Home Opinion Featured Articles International Women’s Day: Remembering Women Victims of Witch Persecution in Africa

International Women’s Day: Remembering Women Victims of Witch Persecution in Africa


On March 8, the world marked international women’s day. On this day, there was a reenactment of the achievements and contributions of women, a remembrance of the challenges that women faced, and a focus on gender equality, and human rights, including violence and abuse against women.

But as in past celebrations of the event, there was an omission, and a failure to remember a set of women, mainly African women. A category of women did not get attention or recognition. These women, forgotten and overlooked, were barely mentioned or referenced. These were women sufferers of witch persecution. These were women who languished and still languish behind a wall of silence, forgetfulness, prejudice, and patriarchy.

To mark this year’s International women’s day, the Advocacy for Alleged Witches (AfAW) draws attention to African women victims of witchcraft accusations. We remember the case of Mary Njoki and Jane Wambui from Muranga county in Kenya. Both women were attacked, beaten, and subsequently, lynched in February for witchcraft. No arrest has been made. This tragic incident was attributed to lapses in security. As in many cases of witch persecution, nobody would be held accountable. The perpetrators would likely not be brought to justice. We remember other women who have suffered similar fate and violence, other women victims of a miscarriage of justice, witch bloodletting and misogyny.

We also remember the case of Nwasude from Nigeria. Recently an advocate made a post on Facebook recalling her persecution which took place in Delta state decades ago. In her case, a family member was declared missing and she was accused of being responsible. A local witch hunter, Titi Ugegbe, divined stating that she was a witch, and the one responsible for the disappearance of this relative. A local mob abducted and took her to a village square in Ishieke. They tortured and humiliated her. They forced her to seat on a stool under an orange tree. Recalling the incident, an advocate who, as a child, witnessed this maltreatment noted in a post that she could feel the pain in the heart of Nwansude and the innocence in her tears: “No privilege of fair hearing was given to her. She dared not plead to be guiltless, or she would be stoned to death.

The magic mirror of Titi Ugegbe’ the Isheagu-born witch doctor, could not tell lies. All they wanted to hear was a narrative on how she and her cohorts killed the boy with their evil powers”. The mob forced her to confess and admit guilt. As the advocate stated: “Isieke became a center of attraction. The crowd increased by the day as the news went around. She was brought out every morning to face daily tortures. I wondered if she slept there under the tree or if she was taken inside the house at night. She was wooed, jeered, and beaten by the youths until she started ‘confessing’. I heard she acknowledged being a witch. They also said she admitted to killing the boy. Me, I didn’t hear her speak, nor did I see her open her mouth. I only saw her mumbling with her closed lips like a praying Imam”.

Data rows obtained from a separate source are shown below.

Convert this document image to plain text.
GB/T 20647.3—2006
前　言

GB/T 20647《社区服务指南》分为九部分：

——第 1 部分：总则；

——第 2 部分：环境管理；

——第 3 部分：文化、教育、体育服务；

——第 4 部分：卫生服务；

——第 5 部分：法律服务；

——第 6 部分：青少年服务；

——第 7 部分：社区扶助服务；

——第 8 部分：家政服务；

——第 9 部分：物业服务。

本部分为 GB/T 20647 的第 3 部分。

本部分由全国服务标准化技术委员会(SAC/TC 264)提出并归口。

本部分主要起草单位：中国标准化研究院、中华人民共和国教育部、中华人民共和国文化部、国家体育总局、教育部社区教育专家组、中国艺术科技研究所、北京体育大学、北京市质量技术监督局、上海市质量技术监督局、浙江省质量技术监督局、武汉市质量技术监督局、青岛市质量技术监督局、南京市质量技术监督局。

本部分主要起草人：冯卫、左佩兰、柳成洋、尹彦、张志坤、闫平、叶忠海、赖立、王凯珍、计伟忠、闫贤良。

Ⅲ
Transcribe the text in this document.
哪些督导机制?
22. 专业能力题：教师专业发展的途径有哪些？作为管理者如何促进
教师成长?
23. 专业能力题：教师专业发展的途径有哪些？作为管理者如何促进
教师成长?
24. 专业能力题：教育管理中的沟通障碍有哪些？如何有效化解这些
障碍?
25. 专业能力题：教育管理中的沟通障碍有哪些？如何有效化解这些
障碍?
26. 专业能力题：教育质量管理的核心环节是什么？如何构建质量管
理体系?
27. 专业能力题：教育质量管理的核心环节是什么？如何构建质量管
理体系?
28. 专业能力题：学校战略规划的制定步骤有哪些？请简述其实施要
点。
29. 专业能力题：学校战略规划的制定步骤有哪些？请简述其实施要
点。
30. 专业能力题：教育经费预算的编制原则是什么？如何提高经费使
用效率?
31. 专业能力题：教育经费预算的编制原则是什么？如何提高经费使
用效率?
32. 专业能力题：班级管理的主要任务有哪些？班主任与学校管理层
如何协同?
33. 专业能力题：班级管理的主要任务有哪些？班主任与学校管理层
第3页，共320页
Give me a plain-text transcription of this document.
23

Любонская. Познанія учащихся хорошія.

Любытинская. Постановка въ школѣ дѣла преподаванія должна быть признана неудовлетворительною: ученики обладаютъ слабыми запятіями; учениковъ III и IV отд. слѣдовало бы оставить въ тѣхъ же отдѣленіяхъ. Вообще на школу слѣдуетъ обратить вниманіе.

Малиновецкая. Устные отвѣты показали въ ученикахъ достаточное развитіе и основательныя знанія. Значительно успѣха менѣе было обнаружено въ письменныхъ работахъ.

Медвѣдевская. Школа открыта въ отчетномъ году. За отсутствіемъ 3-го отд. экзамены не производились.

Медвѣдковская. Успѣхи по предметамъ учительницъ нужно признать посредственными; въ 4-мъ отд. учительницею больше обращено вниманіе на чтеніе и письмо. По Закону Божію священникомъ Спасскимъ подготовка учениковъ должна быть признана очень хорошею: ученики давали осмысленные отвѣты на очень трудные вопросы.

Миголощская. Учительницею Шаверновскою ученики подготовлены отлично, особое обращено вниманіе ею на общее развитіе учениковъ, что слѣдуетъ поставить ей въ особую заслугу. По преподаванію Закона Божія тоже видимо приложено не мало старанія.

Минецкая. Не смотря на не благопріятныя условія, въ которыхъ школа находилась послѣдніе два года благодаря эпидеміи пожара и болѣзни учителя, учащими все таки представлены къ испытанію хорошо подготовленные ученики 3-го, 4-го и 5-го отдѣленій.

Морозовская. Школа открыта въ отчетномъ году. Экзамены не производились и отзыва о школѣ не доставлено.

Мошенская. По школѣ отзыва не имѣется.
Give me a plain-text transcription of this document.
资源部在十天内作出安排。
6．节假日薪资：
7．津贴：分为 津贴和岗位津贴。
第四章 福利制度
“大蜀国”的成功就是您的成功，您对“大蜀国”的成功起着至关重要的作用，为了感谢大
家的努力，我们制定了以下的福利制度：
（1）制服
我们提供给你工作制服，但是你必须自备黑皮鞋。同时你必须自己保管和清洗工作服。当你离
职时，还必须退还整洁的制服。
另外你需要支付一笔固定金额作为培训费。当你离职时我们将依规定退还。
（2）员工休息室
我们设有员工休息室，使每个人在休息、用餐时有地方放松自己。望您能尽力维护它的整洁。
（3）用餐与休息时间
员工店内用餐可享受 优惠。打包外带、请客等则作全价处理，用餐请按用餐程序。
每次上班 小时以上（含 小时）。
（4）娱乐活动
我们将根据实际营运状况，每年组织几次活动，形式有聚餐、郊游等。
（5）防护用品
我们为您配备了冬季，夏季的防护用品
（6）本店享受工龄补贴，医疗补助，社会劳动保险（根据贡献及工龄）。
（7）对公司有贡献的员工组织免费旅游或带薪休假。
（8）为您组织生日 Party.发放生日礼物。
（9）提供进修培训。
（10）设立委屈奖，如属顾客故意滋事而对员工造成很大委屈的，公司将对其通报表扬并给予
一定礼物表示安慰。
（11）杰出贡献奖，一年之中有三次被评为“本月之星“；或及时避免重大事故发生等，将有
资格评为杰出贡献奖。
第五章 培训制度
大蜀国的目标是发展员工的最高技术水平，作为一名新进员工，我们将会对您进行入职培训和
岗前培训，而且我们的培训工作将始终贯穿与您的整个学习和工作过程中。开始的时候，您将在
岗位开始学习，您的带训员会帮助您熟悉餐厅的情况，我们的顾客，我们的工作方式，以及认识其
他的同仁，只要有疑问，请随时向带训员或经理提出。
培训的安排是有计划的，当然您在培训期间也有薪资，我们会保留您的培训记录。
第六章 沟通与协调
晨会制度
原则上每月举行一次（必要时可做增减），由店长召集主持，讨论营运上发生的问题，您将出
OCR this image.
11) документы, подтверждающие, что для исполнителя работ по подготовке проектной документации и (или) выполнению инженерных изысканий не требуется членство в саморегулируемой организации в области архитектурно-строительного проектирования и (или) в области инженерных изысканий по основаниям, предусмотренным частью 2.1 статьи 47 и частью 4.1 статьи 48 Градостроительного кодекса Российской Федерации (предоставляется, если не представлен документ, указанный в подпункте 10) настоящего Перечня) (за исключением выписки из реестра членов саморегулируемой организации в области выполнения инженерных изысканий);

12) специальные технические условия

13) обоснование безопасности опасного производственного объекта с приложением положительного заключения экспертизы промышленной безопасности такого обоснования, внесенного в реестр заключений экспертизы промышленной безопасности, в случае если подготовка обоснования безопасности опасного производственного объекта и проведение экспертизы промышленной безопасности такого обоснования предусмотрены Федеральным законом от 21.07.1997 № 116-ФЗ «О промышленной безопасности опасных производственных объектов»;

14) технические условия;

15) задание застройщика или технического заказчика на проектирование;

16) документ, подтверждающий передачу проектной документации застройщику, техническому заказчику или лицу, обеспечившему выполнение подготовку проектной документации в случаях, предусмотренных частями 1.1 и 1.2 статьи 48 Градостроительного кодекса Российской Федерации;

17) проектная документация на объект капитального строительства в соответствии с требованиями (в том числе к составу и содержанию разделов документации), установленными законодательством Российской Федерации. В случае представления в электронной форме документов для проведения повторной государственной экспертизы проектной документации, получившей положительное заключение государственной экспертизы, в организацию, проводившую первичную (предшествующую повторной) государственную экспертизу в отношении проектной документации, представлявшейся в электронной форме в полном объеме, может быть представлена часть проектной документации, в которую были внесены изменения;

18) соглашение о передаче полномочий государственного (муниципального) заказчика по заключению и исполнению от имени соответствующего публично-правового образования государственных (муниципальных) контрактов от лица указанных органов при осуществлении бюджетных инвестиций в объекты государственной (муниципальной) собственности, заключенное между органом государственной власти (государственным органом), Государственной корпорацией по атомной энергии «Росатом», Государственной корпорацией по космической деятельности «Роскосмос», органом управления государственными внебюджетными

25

The narrator recounted how this trial of Nwansude spiraled into torture and persecution of other suspected witches in the community: “She was beaten black and blue by the youths without any regard or respect for her age. They cared not one bit about her ailing health as they lashed out their anger at her. Strained and exhausted from the inflicted pains and endless wait for help, she struggled to stand up from the stool where she was seated. And as she managed to walk a few steps further, a sudden excitement stirred amidst the crowd. “She is taking us to the homes of her partners in crime”.They screamed”. The mob followed her and that was how other vulnerable women fell victim: “The crowd followed behind as she counted and threw her crooked steps ahead of her.

Instantly and unexpectedly, some youths among the crowd moved ahead, dashed into a house, and dragged a woman out. She didn’t point at the house, and neither did she mention any name. They only acted on a previous rumor and took advantage of her vulnerable condition. My people, that very day, I witnessed a vicious oppression of the defenseless, the poor, and the childless. With my naive mind, I began to view the aforementioned as the attributes of witchcraft. “Onyebulu ogbei, orbulu amosu” (If you become a poor person you become a witch). This narrator further stated: “It didn’t end that day, They went into other homes to fish out other women. Those who were lucky to have nephews and nieces who stood by their side were safe. Others whose relatives had already sold out were made to dance to the music. Daily, they were brought out to eat ignominy and excrete shame. Brutalized by their own kinsmen and family members without brotherly feelings and human sympathy. Indeed I saw the thickness of blood reduced below the opacity of water”. Nwansude tried seeking refuge at her maternal home.

But her relatives rejected her. Fortunately, a local catholic priest intervened and provided her a shelter where she spent the rest of her life. As this advocate noted: “Misfortunes happen everywhere, but when it happened inside Isieke, it would be tagged the “handiwork’ of witches”. The AfAW urges Africans to take the opportunity of International women’s day to remember the likes of Mary, Jane, and Nwansude, and so many innocent women who have been attacked, tortured, lynched, or banished for witchcraft in different countries.